Researchers from the National Institute of Allergy and Infectious Diseases, a division of the National Institutes of Health (MD, USA), have launched the BEst Available Therapy versus autologous hematopoietic stem cell transplant for Multiple Sclerosis (BEAT-MS) trial. This new study will investigate the comparative safety, efficacy and cost–effectiveness of an experimental stem cell treatment versus current gold-standard biologic therapies for individuals with severe forms of relapsing multiple sclerosis (MS) who have failed to respond to first- or second-line treatments.
MS is an autoimmune disease – affecting approximately 2.3 million individuals worldwide – in which individuals’ immune systems attack myelin-producing cells in the central nervous system; myelin is essential for salutatory conduction along nerve axons and rapid neuronal communication.
The experimental, autologous hematopoietic stem cell treatment for MS to be evaluated in this trial comprises the targeted removal of immune cells responsible for myelin loss with a cocktail of four chemical mediators. Autologous hematopoietic stem cells are then injected into individuals to repopulate the cells of the immune system with ones not primed for myelin degradation.
The US FDA has already approved various biologic agents for the management of relapsing MS, which vary in their associated costs and efficacies. While previous research has suggested that autologous hematopoietic stem cell transplantation could be an effective treatment for individuals who fail to respond to first-line treatments for relapsing MS, the direct comparative effectiveness of the approach versus current gold-standard, third-line treatments has not be evaluated.

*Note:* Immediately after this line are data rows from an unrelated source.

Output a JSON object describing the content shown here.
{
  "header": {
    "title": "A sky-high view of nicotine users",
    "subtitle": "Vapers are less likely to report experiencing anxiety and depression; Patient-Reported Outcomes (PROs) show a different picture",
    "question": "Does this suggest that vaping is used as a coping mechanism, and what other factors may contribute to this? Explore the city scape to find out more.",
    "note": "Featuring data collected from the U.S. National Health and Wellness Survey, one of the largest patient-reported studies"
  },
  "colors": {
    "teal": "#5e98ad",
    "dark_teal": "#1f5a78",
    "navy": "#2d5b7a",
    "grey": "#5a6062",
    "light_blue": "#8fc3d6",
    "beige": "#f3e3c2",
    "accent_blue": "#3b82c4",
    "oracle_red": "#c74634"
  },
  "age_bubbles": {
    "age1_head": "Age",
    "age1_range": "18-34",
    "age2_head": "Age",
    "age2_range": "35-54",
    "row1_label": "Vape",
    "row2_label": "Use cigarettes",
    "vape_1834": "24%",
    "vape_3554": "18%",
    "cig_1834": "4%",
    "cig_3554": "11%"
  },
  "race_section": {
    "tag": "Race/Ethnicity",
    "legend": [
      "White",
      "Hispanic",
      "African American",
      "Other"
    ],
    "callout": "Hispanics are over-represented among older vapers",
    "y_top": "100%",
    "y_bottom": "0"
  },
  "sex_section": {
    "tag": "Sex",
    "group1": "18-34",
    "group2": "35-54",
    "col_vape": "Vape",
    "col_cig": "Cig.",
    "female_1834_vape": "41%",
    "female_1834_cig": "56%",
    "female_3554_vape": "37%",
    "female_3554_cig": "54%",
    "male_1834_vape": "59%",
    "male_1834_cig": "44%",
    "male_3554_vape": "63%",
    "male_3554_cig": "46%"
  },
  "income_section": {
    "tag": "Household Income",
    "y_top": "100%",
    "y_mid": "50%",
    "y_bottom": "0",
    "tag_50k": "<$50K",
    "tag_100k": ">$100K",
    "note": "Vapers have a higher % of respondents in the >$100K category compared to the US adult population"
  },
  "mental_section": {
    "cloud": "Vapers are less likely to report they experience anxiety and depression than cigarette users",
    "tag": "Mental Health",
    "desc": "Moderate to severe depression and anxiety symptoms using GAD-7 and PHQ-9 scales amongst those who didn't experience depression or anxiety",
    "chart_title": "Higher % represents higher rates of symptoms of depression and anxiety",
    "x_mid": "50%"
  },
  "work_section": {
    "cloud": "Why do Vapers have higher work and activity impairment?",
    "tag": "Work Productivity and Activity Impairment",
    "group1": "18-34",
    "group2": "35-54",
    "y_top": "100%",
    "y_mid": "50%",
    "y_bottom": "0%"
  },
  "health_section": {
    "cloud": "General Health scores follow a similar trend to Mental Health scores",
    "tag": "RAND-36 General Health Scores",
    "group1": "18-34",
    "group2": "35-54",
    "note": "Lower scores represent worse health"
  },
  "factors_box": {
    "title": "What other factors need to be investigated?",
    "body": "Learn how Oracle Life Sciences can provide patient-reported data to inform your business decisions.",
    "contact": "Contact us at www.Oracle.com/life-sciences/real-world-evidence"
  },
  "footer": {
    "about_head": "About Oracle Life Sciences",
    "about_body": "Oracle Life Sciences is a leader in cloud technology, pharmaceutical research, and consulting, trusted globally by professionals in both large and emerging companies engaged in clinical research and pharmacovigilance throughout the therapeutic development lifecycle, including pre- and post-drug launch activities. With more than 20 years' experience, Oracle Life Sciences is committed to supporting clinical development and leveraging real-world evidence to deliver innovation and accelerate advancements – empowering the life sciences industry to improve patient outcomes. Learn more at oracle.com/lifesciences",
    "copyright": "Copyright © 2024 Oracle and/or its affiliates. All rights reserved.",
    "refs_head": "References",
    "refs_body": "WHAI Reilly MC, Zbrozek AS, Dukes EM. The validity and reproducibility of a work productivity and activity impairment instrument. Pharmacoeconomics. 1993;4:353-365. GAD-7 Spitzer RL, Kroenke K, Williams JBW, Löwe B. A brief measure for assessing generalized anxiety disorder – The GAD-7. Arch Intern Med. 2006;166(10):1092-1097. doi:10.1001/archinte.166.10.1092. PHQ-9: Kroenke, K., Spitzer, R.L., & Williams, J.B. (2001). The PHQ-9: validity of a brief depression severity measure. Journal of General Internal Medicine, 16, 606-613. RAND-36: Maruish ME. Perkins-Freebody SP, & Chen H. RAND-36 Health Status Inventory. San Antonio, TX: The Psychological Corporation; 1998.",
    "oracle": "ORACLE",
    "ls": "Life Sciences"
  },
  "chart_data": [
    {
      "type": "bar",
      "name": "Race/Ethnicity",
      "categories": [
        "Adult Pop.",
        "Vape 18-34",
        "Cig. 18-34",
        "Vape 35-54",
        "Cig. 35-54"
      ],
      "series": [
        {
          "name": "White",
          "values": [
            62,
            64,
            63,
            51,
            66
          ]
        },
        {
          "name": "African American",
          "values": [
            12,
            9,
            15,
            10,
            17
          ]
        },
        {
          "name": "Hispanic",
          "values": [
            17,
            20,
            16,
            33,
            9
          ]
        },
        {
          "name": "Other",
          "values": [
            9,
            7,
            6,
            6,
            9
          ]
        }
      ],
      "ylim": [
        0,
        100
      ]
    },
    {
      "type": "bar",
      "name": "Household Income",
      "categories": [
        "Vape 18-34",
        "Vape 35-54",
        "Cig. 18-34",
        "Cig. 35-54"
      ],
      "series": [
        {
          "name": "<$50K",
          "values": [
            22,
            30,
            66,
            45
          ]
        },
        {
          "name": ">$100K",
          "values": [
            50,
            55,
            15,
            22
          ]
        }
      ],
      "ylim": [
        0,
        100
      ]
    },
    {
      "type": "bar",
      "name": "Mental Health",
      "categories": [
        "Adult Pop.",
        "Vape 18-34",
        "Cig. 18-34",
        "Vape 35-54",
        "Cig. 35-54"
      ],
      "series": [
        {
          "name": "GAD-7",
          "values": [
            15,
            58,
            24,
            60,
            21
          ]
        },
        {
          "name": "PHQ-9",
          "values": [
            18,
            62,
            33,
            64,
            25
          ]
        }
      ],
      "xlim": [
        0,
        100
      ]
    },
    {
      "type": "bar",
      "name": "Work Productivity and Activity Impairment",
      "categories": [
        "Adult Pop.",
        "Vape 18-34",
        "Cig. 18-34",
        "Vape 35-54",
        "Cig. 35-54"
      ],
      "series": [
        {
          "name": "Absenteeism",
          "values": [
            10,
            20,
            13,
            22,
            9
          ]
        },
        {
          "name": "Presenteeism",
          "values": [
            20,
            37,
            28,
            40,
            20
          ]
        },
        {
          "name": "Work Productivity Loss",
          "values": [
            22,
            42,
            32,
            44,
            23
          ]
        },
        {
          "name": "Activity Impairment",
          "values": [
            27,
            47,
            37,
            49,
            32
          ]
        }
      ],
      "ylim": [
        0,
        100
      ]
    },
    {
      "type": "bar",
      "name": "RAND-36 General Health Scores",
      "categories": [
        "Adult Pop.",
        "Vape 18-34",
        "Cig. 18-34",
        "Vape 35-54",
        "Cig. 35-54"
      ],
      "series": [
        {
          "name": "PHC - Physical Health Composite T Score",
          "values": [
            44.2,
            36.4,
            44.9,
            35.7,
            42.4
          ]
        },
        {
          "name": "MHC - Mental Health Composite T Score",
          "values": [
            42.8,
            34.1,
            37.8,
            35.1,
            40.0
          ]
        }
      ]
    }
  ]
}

BEAT-MS is to enroll a total of 156 study participants, aged 18–55 years, across 19 sites in the UK and USA. Participants will be randomized to receive either the experimental, autologous hematopoietic stem cell treatment or a best-available, third-line biologic drug. Study participants will be followed for 6 years and will be regularly assessed by neurologists, who will not know the treatment the individuals are receiving.
The primary study outcome will be time to MS relapse or all-cause mortality during the first 3 years of follow-up. Additional treatment effects, such as those on other measures of disease activity and severity, cost–effectiveness and participants’ quality of life will also be evaluated.
Anthony Fauci, Director of the National Institute of Allergy and Infectious Diseases, explained: “[Autologous hematopoietic stem cell transplantation] has the potential to halt the progress of relapsing MS, eliminate the need for a person to take lifelong medication, and allow the body to partially regain function. However, we need to be certain that the benefits of this form of treatment outweigh its serious risks.”
Trial lead Jeffrey Cohen (Cleveland Clinic Lerner College of Medicine; OH, USA) stated: “We hope that BEAT-MS will clarify the best way to treat people with relapsing MS.”